Risk groups have become a larger conversation in the past few months as the COVID-19 threat has spread globally, affecting our most vulnerable populations, including the elderly and those with underlying medical conditions.
Also in the Lung Association report is a breakdown of at risk categories including the various types of chronic lung diseases, age, race and by people who are living in poverty. According to the report, approximately 74 million people of color live in counties that received at least one failing grade for ozone or particulate pollution and more than 18.7 million people with incomes meeting the federal poverty definition live in counties that received an F for at least one pollutant.
A key finding of the Harvard study was that a person who lives in an area with high levels of pollution over time is 15% more likely to die from COVID-19. While Stewart noted the likeliness of this, he also said that the study is preliminary and more studies will need to be conducted to cement the findings. Stewart said that living in places with higher fine particle pollution can predispose lungs to a more severe coronavirus infection.
“In some respects, it’s kind of made the lungs more fertile ground for the virus in some way,” Stewart said. “There is biological plausibility that this exposure to air pollution is predisposing people to a more severe infection when they do get [the coronavirus].”
While areas of Virginia like Charlottesville may be faring well enough in air quality measures, officials say there’s room for improvement and calls to action to be had.
Local doctor and candidate for Virginia’s 5th Congressional District, Dr. Cameron Webb, noted the intersectional factors for health disparities. Webb is a professor and the director of health policy and equity at the University of Virginia where he runs a lab that studies the access to and cost of healthcare.

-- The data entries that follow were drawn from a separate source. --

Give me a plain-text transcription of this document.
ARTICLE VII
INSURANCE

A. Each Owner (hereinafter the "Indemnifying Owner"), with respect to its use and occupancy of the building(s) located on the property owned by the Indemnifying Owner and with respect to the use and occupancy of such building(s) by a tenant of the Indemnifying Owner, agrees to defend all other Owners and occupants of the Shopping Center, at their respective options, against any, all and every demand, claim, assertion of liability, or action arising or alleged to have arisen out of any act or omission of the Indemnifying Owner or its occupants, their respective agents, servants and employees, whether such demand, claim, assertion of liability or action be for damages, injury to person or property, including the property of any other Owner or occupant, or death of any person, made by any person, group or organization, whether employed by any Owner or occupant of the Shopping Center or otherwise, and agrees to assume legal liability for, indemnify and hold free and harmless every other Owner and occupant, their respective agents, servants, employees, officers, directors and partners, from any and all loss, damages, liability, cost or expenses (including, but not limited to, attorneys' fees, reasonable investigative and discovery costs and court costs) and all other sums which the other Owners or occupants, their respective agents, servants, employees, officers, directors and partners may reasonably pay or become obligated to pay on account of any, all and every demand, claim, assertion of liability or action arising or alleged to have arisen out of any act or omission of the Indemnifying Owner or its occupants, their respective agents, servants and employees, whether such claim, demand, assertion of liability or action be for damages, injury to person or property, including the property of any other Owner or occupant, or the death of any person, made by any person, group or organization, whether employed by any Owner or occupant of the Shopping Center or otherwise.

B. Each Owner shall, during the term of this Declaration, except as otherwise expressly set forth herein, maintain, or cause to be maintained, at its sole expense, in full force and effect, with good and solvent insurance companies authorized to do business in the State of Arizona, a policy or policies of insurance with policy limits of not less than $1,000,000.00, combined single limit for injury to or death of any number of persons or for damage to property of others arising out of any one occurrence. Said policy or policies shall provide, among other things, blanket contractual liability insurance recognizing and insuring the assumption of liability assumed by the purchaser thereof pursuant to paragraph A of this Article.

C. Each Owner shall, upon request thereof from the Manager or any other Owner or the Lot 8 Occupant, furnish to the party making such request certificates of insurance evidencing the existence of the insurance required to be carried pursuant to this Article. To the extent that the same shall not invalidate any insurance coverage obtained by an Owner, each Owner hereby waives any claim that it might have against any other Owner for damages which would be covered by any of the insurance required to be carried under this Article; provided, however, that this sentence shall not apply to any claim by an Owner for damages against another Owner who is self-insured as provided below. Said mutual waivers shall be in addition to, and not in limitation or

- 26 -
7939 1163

He notes how many “essential” workers outside of healthcare professionals include grocery store cashiers and bus drivers. Some of these employees are in low-income households or part of, as the report says, “communities of color.”
Webb called working from home during the pandemic a privilege for those who can, while noting that disproportionately, others cannot. He added that some people who may experience symptoms related to COVID-19 will have to deal with economic implications should they not show up to work in order to safely social distance or should they need treatment.

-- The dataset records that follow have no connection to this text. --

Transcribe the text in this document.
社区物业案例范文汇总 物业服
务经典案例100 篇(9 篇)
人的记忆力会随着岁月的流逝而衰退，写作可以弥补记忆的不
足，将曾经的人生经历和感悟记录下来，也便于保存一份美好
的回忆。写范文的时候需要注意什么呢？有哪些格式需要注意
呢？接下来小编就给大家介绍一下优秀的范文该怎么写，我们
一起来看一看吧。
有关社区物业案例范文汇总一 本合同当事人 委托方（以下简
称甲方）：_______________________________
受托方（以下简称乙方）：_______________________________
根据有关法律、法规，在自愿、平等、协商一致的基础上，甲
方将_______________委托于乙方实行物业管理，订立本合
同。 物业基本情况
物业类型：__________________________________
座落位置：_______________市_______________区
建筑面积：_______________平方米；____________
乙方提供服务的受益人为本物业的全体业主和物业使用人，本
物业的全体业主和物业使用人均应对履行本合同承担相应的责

“Folks who are living in poverty or have lower incomes have a lot more to risk,” Webb said.
Webb explained that factors like economic stability, education, and access to healthcare and healthy food can impact a person. He also stressed environmental impact on neighborhood construction with energy efficiency and “how walkable the community is.”
Webb noted that communities with higher levels of pollution pose more respiratory risk for airborne illnesses like COVID-19.

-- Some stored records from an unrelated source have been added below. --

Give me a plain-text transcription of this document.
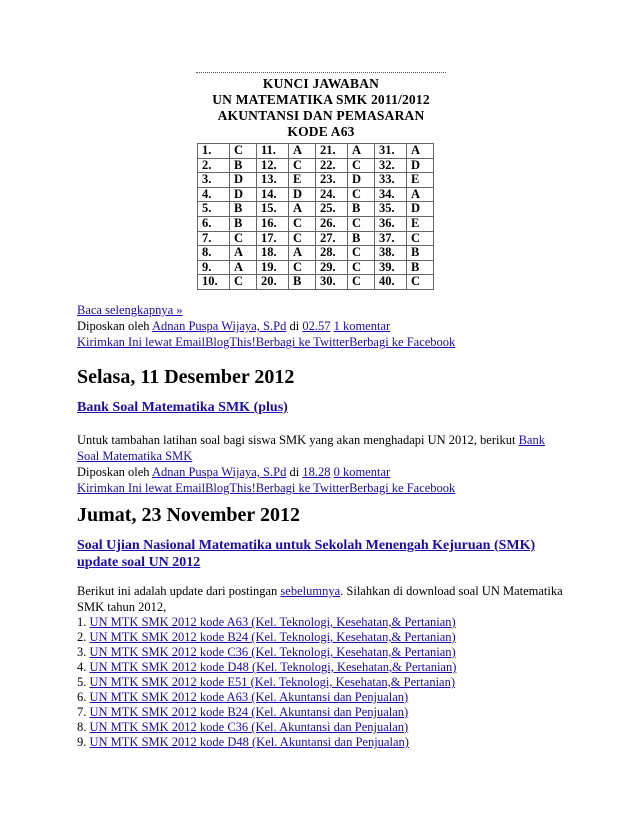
KUNCI JAWABAN
UN MATEMATIKA SMK 2011/2012
AKUNTANSI DAN PEMASARAN
KODE A63
1.	C	11.	A	21.	A	31.	A
2.	B	12.	C	22.	C	32.	D
3.	D	13.	E	23.	D	33.	E
4.	D	14.	D	24.	C	34.	A
5.	B	15.	A	25.	B	35.	D
6.	B	16.	C	26.	C	36.	E
7.	C	17.	C	27.	B	37.	C
8.	A	18.	A	28.	C	38.	B
9.	A	19.	C	29.	C	39.	B
10.	C	20.	B	30.	C	40.	C
Baca selengkapnya »
Diposkan oleh Adnan Puspa Wijaya, S.Pd di 02.57 1 komentar
Kirimkan Ini lewat EmailBlogThis!Berbagi ke TwitterBerbagi ke Facebook
Selasa, 11 Desember 2012
Bank Soal Matematika SMK (plus)
Untuk tambahan latihan soal bagi siswa SMK yang akan menghadapi UN 2012, berikut Bank
Soal Matematika SMK
Diposkan oleh Adnan Puspa Wijaya, S.Pd di 18.28 0 komentar
Kirimkan Ini lewat EmailBlogThis!Berbagi ke TwitterBerbagi ke Facebook
Jumat, 23 November 2012
Soal Ujian Nasional Matematika untuk Sekolah Menengah Kejuruan (SMK)
update soal UN 2012
Berikut ini adalah update dari postingan sebelumnya. Silahkan di download soal UN Matematika
SMK tahun 2012,
1. UN MTK SMK 2012 kode A63 (Kel. Teknologi, Kesehatan,& Pertanian)
2. UN MTK SMK 2012 kode B24 (Kel. Teknologi, Kesehatan,& Pertanian)
3. UN MTK SMK 2012 kode C36 (Kel. Teknologi, Kesehatan,& Pertanian)
4. UN MTK SMK 2012 kode D48 (Kel. Teknologi, Kesehatan,& Pertanian)
5. UN MTK SMK 2012 kode E51 (Kel. Teknologi, Kesehatan,& Pertanian)
6. UN MTK SMK 2012 kode A63 (Kel. Akuntansi dan Penjualan)
7. UN MTK SMK 2012 kode B24 (Kel. Akuntansi dan Penjualan)
8. UN MTK SMK 2012 kode C36 (Kel. Akuntansi dan Penjualan)
9. UN MTK SMK 2012 kode D48 (Kel. Akuntansi dan Penjualan)
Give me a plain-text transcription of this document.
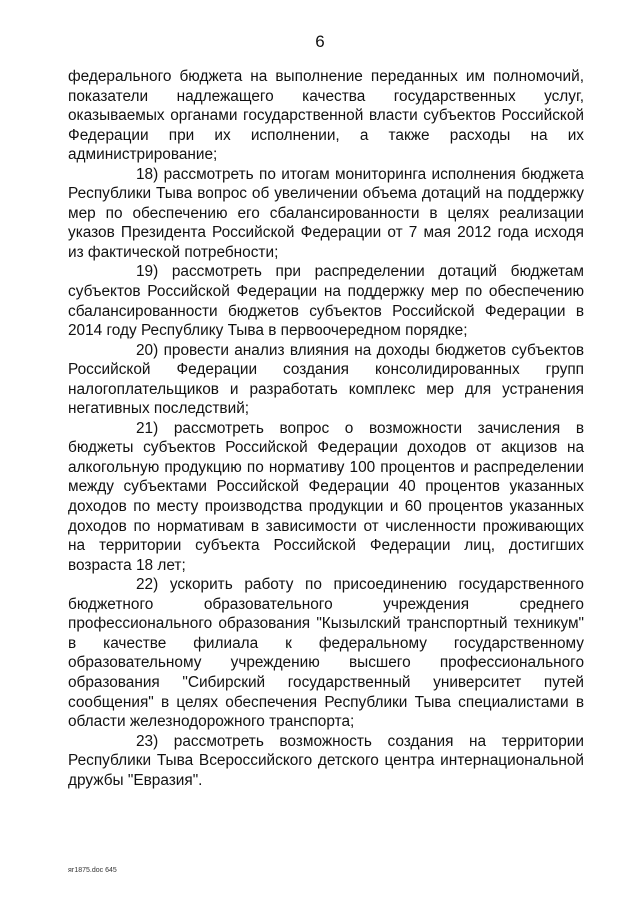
6

федерального бюджета на выполнение переданных им полномочий, показатели надлежащего качества государственных услуг, оказываемых органами государственной власти субъектов Российской Федерации при их исполнении, а также расходы на их администрирование;

18) рассмотреть по итогам мониторинга исполнения бюджета Республики Тыва вопрос об увеличении объема дотаций на поддержку мер по обеспечению его сбалансированности в целях реализации указов Президента Российской Федерации от 7 мая 2012 года исходя из фактической потребности;

19) рассмотреть при распределении дотаций бюджетам субъектов Российской Федерации на поддержку мер по обеспечению сбалансированности бюджетов субъектов Российской Федерации в 2014 году Республику Тыва в первоочередном порядке;

20) провести анализ влияния на доходы бюджетов субъектов Российской Федерации создания консолидированных групп налогоплательщиков и разработать комплекс мер для устранения негативных последствий;

21) рассмотреть вопрос о возможности зачисления в бюджеты субъектов Российской Федерации доходов от акцизов на алкогольную продукцию по нормативу 100 процентов и распределении между субъектами Российской Федерации 40 процентов указанных доходов по месту производства продукции и 60 процентов указанных доходов по нормативам в зависимости от численности проживающих на территории субъекта Российской Федерации лиц, достигших возраста 18 лет;

22) ускорить работу по присоединению государственного бюджетного образовательного учреждения среднего профессионального образования "Кызылский транспортный техникум" в качестве филиала к федеральному государственному образовательному учреждению высшего профессионального образования "Сибирский государственный университет путей сообщения" в целях обеспечения Республики Тыва специалистами в области железнодорожного транспорта;

23) рассмотреть возможность создания на территории Республики Тыва Всероссийского детского центра интернациональной дружбы "Евразия".

яг1875.doc 645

“It’s an environmental justice issue and it’s not something we can fix overnight,” Webb said.
“A virus taking advantage of those tragic and unfair circumstances. It’s calling on us to be a better society.”
While the Clean Air Act, put forth by Congress 50 years ago, has led to some environmental improvements like the ones much of Virginia has seen, the Lung Association Report indicates continued threats and opportunities for enhanced air quality in the U.S.
As the current Administration has recently rolled back auto emissions standards, the report stresses the need for all levels of the government as well as private sectors to support measures to combat climate change— calling on Americans to contact their representatives, urge the Environmental Protection Agency to set strong limits on pollution, and to take personal measures to reduce their own carbon footprints where they can in their day to day lives.